For the people of Judah in Babylon, Isaiah is a bringer of solace.  This consolation includes the stirring of a longing for home.  God is making a way in the wilderness, he says, that vast wasteland between where we are, and where we want to be.  The roadcrew is already hard at work – raising up the valleys, bringing down the mountains, leveling off the uneven places.  And the Glory of the Lord will be revealed to all flesh.  Lift up your head.  Wait.  Watch.  It will soon be fulfilled.  

And this is more than just a dream or wish.  This is about to become concrete sociopolitical reality.  Just a few chapters later, still within the book of Consolations, Isaiah names a Messiah, which is Hebrew for “anointed one” who will bring this about.  Cyrus the Persian king, conqueror of the Babylonians, the Lord’s Messiah, will help level those roads.  He’ll release the people to return back to Judah. 

Consolation can look like real, tangible, deliverance.  Policy change.  Refugees reunited with family.  We pray for this in our own world today.

Consolation can also happen on another level. 

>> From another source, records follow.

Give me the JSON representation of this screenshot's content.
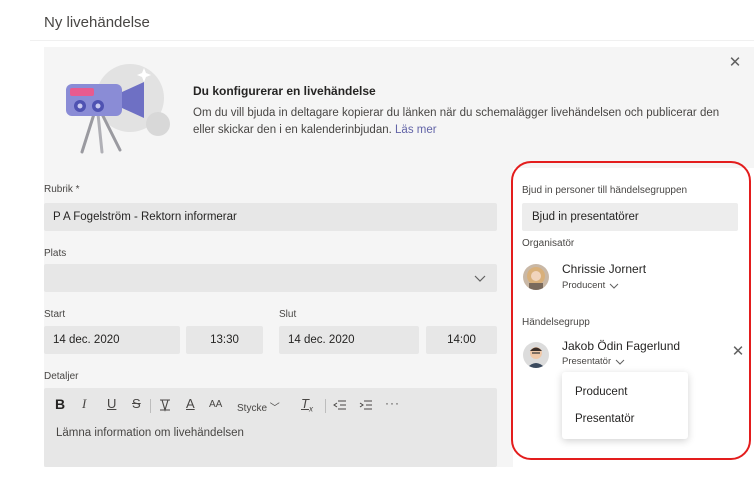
{
  "page": {
    "title": "Ny livehändelse"
  },
  "banner": {
    "heading": "Du konfigurerar en livehändelse",
    "text": "Om du vill bjuda in deltagare kopierar du länken när du schemalägger livehändelsen och publicerar den eller skickar den i en kalenderinbjudan.",
    "link": "Läs mer",
    "close_icon": "close-icon"
  },
  "form": {
    "title_label": "Rubrik *",
    "title_value": "P A Fogelström - Rektorn informerar",
    "location_label": "Plats",
    "location_value": "",
    "start_label": "Start",
    "start_date": "14 dec. 2020",
    "start_time": "13:30",
    "end_label": "Slut",
    "end_date": "14 dec. 2020",
    "end_time": "14:00",
    "details_label": "Detaljer",
    "details_placeholder": "Lämna information om livehändelsen",
    "toolbar": {
      "bold": "B",
      "italic": "I",
      "underline": "U",
      "strike": "S",
      "font_color": "A",
      "font_size": "AA",
      "style": "Stycke",
      "clear_format": "T",
      "clear_sub": "x",
      "more": "···"
    }
  },
  "panel": {
    "invite_label": "Bjud in personer till händelsegruppen",
    "invite_placeholder": "Bjud in presentatörer",
    "organizer_label": "Organisatör",
    "organizer": {
      "name": "Chrissie Jornert",
      "role": "Producent"
    },
    "group_label": "Händelsegrupp",
    "member": {
      "name": "Jakob Ödin Fagerlund",
      "role": "Presentatör"
    },
    "role_menu": [
      "Producent",
      "Presentatör"
    ]
  },
  "colors": {
    "accent": "#6264a7",
    "highlight": "#e31d1d"
  }
}
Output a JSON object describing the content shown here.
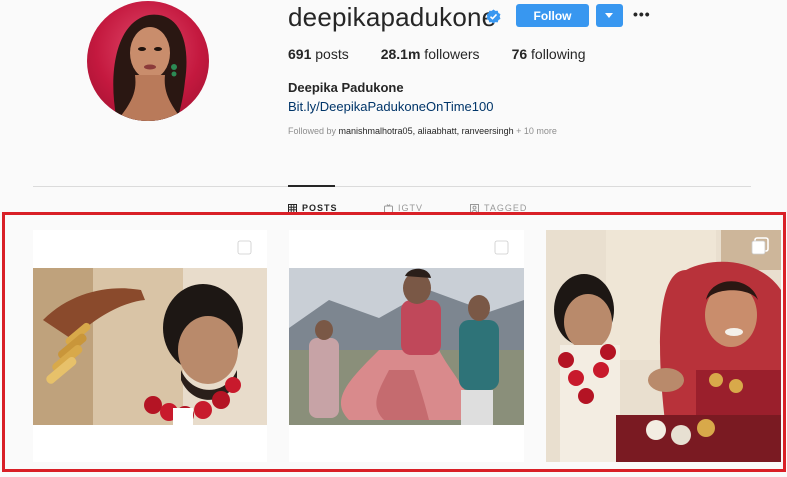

In a brief essay about Solace, David Whyte writes, “Solace is the beautiful, imaginative home we make where disappointment can go to be rehabilitated.”  “Solace,” he says, “is the art of asking the beautiful question, of ourselves, of our world, and of one another, in fiercely difficult and unbeautiful moments.”  Consolation, according to Whyte, rather than simply being about comfort that makes us comfortable, prompts us to ask a more beautiful question than we had previously been able to ask.  To go deeper in, rather than just find a way out. (Quotes are from Whyte’s book Consolations: The Solace, Nourishment and Underlying Meaning of Words, p. 217)

For the exiles, even those who returned home to Jerusalem, perhaps that beautiful question had to with an expanded sense of home, not merely tied to one plot of land.  Or a recognition that the Glory of the Lord, as they called it, appears to “all flesh,” even in Babylon.   

For Isaiah, this takes the form of a literal question not long after he is told to speak tenderly to the people.  Isaiah 40:6: “A voice says, “Cry out!” And I said, “What shall I cry?” 

The art of consolation takes Isaiah deeper into the unknown territory of how his words might be part of the rehabilitation of his people.  It’s a beautiful question for a fiercely difficult and unbeautiful time: “What Shall I Cry?”  It’s not a question to find your way out of.  Not one you resolve with the right words in the moment and then move on.  Not a question that ends, even when your people do return home. 

Isaiah, too, is referred to as an anointed one, later in chapter 61.  And as a messiah it is his to be alongside his people as they watch and wait, grieve and rejoice.

Advent is a time of consolation, a season of longing and hopefulness.  Even, a season of fulfillment. 

The exiles who heard the words of Isaiah will return home to Judah.  They will remake their homes.  Their children will be surrounded by elders who will teach them their good ways. 

And the angel’s message will come to fulfillment.  Mary will conceive, Joseph will accompany, and Jesus will be born in Bethlehem. 

And, awaiting the Messiah, as we do in Advent, doesn’t just mean we await a time when our longings will be fulfilled.  Awaiting the Messiah can include welcoming an arrival that will deepen those very longings.  Open up new questions we hadn’t even thought to ask before.  Place us in solidarity with a wider scope of creation by plunging us deeper into the moment rather than pulling us out of it. 

The Messiah is coming.  The Messiah has arrived, and joins us in our longing and embrace of the beautiful questions that lead us further toward home.